Is the Inner Product in Quaternionic Vector Spaces Truly Hyperhermitian?

[Leditto]

Let $V$ be a quaternionic vector space with quaternionic structure $\{I,J,K\}$. One can define a Riemannian metric $G$ and hyperkahler structure $\{\Omega^{I},\Omega^{J}, \Omega^{K}\}$. Do this inner product
$$\langle p,q \rangle := G(p,q)+i\Omega^{I}(p,q)+j\Omega^{J}(p,q)+k\Omega^{K}(p,q)$$
really satisfy hyperhermitian condition?

 

[chiro]

Hey Leditto.

Could you please (for those of us like myself unfamiliar with the field and terminology) give a description of the condition?

Also - what is a quaternionic structure? I know what a quaternion is - is it just a tensor product of three quaternions?

 

[Ben Niehoff]

Hey Leditto.

Could you please (for those of us like myself unfamiliar with the field and terminology) give a description of the condition?

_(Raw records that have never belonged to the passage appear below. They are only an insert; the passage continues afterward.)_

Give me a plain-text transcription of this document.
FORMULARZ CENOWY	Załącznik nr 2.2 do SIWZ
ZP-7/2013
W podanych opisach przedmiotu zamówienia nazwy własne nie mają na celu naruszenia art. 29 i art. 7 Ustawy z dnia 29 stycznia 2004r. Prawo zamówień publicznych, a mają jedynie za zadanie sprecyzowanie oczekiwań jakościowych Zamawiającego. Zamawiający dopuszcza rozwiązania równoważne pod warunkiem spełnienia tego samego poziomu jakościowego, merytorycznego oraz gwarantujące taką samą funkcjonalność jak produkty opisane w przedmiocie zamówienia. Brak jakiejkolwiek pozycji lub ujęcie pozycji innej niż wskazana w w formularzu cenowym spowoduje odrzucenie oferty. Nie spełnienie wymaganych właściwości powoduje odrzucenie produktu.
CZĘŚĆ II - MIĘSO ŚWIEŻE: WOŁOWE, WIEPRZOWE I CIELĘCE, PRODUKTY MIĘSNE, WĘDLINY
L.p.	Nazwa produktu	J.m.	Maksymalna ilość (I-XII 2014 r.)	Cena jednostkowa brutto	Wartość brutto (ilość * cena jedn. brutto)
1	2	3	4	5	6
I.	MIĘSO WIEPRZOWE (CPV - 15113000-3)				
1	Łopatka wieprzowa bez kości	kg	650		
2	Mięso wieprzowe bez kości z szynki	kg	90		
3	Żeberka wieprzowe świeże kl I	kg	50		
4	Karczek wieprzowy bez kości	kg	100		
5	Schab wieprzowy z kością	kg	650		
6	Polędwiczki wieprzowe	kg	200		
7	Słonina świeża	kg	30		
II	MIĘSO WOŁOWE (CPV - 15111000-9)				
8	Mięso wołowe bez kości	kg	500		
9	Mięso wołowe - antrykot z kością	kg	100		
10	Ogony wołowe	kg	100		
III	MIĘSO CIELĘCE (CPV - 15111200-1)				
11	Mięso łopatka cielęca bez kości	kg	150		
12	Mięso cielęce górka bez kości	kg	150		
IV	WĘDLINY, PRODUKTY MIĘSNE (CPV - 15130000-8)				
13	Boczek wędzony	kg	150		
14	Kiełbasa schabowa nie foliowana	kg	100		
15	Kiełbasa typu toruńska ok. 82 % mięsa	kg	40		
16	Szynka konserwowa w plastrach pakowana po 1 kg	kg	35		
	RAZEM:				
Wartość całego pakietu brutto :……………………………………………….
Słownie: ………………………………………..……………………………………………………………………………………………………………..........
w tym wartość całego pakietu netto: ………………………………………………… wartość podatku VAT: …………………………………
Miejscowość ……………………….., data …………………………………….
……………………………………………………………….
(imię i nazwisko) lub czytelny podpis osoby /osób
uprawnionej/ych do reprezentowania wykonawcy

Also - what is a quaternionic structure? I know what a quaternion is - is it just a tensor product of three quaternions?

On a vector space, a quaternionic structure is a set of three linear operators $I,J,K$ such that

$$I^2 = J^2 = K^2 = IJK = -\mathrm{id}, \quad IJ = K, \quad JK = I, \quad KI = J.$$
However, I've not heard the word "hyperhermitian" before.

 

[jim mcnamara]

Hmm. maybe this might help:

http://arxiv.org/abs/math/0105206

 

[Leditto]

On a vector space, a quaternionic structure is a set of three linear operators $I,J,K$ such that

$$I^2 = J^2 = K^2 = IJK = -\mathrm{id}, \quad IJ = K, \quad JK = I, \quad KI = J.$$
However, I've not heard the word "hyperhermitian" before.

Thanks for your response, Niehoff.

In complex case, Hermitian condition is described by $$\langle I u,I v \rangle=\langle u,v \rangle.$$ Quaternionic analogue of that condition is called hyperhermitian condition and defined by $$\langle I u,I v \rangle=\langle J u,J v \rangle=\langle K u,K v \rangle = \langle u,v \rangle.$$ In addition, there are metric compatibilities condition that make vector space $V$ a hyperkahler manifold, $$G(Iu,v)=\Omega^{I}(u,v),\quad G(Ju,v)=\Omega^{J}(u,v),\quad G(Ku,v)=\Omega^{K}(u,v).$$ I've checked that hyperhermitian condition can't be fulfilled by defining $$\langle u,v \rangle=G(u,v)+i\,\Omega^{I}(u,v)+j\,\Omega^{J}(u,v)+k\,\Omega^{K}(u,v).$$ My calculation:
\begin{eqnarray*}
\langle I u,I v \rangle&=&G(Iu,Iv)+i\,\Omega^{I}(Iu,Iv)+j\,\Omega^{J}(Iu,Iv)+k\,\Omega^{K}(Iu,Iv)\\
&=&\Omega^{I}(u,Iv)+i\,G(I^2u,Iv)+j\,G(JIu,Iv)+k\,G(KIu,Iv)\\
&=&-\Omega^{I}(Iv,u)-i\,G(Iv,u)-j\,G(Ku,Iv)+k\,G(Ju,Iv)\\
&=&-G(I^2v,u)-i\,\Omega^{I}(v,u)-j\,\Omega^{K}(u,Iv)+k\,\Omega^{J}(u,Iv)\\
&=&G(u,v)+i\,\Omega^{I}(u,v)+j\,\Omega^{K}(Iv,u)-k\,\Omega^{J}(Iu,v)\\
&=&G(u,v)+i\,\Omega^{I}(u,v)+j\,G(KIv,u)-k\,G(JIv,u)\\
&=&G(u,v)+i\,\Omega^{I}(u,v)+j\,G(Jv,u)+k\,G(Kv,u)\\
&=&G(u,v)+i\,\Omega^{I}(u,v)-j\,\Omega^{J}(u,v)-k\,\Omega^{K}(u,v)\\
&\neq& \langle u, v \rangle
\end{eqnarray*}

Did I make something wrong in my elaboration? Can You spot it?

 

[Leditto]

Hmm. maybe this might help:

http://arxiv.org/abs/math/0105206

Thanks Jim McNamara

I focus only on a quaternionic vector space case which can be seen as a (linear) hyperkahler manifold.